Chickenpox Home > Symptoms of Chickenpox
Itchy blisters that appear all over the entire body are the most common chickenpox symptom. Low-grade fever and tiredness are also common symptoms. Although these can be controlled and treated at home, more serious symptoms can occur during a chickenpox breakout. These may include high fever, vomiting, and diarrhea.
Symptoms of chickenpox can begin with one to two days of low-grade fever and tiredness. These early symptoms do not always occur before the chickenpox rash develops.
Early chickenpox symptoms are followed by itchy blisters that first appear on the trunk, face, and scalp. These blisters can spread over the entire body, causing between 250 and 500 itchy blisters.
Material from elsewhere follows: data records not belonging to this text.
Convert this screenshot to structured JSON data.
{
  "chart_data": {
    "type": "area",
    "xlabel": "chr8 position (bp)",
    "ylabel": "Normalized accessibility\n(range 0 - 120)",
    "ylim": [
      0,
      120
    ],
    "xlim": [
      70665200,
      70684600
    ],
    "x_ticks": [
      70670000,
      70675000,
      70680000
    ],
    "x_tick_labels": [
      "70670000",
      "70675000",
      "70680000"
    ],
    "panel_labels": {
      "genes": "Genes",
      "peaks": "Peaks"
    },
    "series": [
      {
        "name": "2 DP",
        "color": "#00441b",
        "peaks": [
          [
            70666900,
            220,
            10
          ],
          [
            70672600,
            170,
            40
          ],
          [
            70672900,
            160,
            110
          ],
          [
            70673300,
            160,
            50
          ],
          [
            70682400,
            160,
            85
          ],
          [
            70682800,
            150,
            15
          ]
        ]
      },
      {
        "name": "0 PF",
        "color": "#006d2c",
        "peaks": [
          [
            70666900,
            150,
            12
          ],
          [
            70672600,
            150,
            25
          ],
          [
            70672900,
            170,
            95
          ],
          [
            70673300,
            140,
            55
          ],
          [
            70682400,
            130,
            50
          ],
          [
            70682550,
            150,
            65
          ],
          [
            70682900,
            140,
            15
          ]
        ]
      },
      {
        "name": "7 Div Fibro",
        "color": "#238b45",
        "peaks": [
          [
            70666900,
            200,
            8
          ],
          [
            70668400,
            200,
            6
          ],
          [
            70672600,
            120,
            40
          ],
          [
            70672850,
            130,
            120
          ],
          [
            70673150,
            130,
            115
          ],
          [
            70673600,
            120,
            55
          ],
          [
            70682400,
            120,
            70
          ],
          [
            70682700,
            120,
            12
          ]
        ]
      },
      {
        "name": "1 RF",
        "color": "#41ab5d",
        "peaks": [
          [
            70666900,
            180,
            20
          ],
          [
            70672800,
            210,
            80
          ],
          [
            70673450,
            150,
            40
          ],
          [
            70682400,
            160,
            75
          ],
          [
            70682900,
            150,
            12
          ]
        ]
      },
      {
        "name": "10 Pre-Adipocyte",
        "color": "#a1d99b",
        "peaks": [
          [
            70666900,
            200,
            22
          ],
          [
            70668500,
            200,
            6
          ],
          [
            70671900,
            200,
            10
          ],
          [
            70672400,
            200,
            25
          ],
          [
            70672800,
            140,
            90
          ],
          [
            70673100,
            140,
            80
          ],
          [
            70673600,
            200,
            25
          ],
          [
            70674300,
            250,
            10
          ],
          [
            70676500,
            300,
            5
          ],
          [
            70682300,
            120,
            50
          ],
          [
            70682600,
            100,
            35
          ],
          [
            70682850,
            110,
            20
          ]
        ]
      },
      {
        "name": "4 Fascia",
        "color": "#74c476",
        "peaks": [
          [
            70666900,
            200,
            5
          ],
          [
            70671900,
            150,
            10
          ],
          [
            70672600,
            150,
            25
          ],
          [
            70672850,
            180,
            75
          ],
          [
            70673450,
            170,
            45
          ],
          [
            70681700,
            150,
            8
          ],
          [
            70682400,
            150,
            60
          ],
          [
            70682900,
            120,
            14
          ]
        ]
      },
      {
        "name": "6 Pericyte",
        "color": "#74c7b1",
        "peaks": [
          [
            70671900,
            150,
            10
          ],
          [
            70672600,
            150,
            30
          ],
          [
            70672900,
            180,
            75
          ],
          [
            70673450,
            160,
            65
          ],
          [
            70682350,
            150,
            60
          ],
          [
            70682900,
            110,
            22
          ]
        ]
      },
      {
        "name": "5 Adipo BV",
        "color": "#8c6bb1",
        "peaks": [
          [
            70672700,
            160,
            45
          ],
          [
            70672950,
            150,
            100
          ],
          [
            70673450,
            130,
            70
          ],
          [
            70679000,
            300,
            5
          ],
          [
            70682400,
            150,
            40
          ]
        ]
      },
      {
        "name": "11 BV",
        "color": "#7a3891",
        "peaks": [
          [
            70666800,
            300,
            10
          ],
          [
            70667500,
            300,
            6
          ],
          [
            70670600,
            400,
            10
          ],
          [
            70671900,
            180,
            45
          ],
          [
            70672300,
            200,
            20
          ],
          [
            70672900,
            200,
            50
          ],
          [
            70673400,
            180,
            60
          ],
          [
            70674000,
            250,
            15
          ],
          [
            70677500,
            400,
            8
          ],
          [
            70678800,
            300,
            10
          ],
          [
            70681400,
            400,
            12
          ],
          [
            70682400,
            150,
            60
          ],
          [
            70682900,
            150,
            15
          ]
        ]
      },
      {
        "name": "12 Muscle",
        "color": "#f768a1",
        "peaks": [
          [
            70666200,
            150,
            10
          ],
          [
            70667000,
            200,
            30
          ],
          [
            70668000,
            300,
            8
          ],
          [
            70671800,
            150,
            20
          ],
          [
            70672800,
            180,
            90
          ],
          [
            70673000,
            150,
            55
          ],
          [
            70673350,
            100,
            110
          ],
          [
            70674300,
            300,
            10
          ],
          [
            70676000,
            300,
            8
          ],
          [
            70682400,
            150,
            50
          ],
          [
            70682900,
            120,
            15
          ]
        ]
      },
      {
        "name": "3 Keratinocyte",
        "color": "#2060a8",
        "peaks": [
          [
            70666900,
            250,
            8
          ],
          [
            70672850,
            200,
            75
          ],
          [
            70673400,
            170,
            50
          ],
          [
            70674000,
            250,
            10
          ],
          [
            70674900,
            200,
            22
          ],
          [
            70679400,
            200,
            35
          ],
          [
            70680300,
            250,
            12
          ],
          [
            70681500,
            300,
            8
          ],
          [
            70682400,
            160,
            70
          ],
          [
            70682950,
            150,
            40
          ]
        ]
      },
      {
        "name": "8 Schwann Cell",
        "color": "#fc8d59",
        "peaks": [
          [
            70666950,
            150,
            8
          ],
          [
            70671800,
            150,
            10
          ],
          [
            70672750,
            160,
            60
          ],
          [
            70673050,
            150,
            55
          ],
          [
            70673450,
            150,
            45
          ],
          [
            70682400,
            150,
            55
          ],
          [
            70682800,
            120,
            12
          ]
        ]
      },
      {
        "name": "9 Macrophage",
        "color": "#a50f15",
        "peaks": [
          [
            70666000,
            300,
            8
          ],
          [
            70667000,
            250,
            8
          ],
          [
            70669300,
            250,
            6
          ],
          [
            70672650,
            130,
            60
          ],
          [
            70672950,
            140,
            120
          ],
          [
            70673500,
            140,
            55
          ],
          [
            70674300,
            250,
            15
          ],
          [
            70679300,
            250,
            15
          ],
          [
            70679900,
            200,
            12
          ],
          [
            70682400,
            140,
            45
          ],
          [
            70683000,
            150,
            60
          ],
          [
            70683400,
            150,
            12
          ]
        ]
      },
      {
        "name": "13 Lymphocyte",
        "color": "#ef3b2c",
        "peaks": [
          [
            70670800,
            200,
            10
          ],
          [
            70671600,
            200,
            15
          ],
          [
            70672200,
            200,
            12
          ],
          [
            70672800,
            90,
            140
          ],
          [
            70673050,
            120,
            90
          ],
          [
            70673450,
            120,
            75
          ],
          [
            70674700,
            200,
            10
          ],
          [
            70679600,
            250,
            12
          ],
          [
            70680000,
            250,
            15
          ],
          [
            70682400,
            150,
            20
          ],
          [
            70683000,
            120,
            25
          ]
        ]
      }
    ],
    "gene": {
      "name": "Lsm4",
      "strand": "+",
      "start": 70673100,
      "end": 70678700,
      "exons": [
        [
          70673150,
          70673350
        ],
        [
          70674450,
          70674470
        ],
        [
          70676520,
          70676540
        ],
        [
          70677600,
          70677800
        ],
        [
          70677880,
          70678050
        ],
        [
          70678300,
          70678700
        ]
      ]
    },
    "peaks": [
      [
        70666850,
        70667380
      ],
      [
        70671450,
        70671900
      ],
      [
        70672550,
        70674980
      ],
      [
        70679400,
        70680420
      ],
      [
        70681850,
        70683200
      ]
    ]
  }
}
The rash can appear in three or more successive waves. Eventually, the blisters crust over.
Most symptoms of chickenpox occur in people less than 15 years old. Prior to the use of the chickenpox vaccine, the disease had annual cycles, peaking in the spring of each year.
More serious symptoms of chickenpox include:
Chickenpox is generally a mild disease in children. Symptoms most commonly last about 5 to 10 days. Children usually miss 5 or 6 days of school or childcare due to the disease.
About 1 in 10 children who first have chickenpox symptoms will have a complication serious enough to require a visit to a healthcare provider. Most complications are caused by an infection from bacteria. These bacteria can cause problems such as:
- Skin or soft tissue infections
- Pneumonia (usually more severe in adults and in children over 13 years old)
- Bone infections (osteomyelitis)
- Joint infections (septic arthritis)
- Toxic shock syndrome.
Other serious complications directly related to the chickenpox virus can include:
- Infection of the brain (encephalitis)
- Bleeding problems
- Cerebellar ataxia.
If your child experiences any of the following serious symptoms of chickenpox, call your healthcare provider immediately:
- Fever lasts longer than four days or rises above 102ºF
- Seems extremely ill
- Difficult to wake up or is confused
- Has difficulty walking
- Has a stiff neck
- Is vomiting repeatedly
- Has difficulty breathing
- Has a severe cough.
Certain groups of people are more likely to have complications with chickenpox. These include:
- People with weak immune systems from either illnesses or from medications such as long-term steroids.
Many people are not aware that before a vaccine was available, there were approximately 11,000 hospitalizations and 100 deaths from chickenpox in the United States every year. Approximately one child and one adult died each week.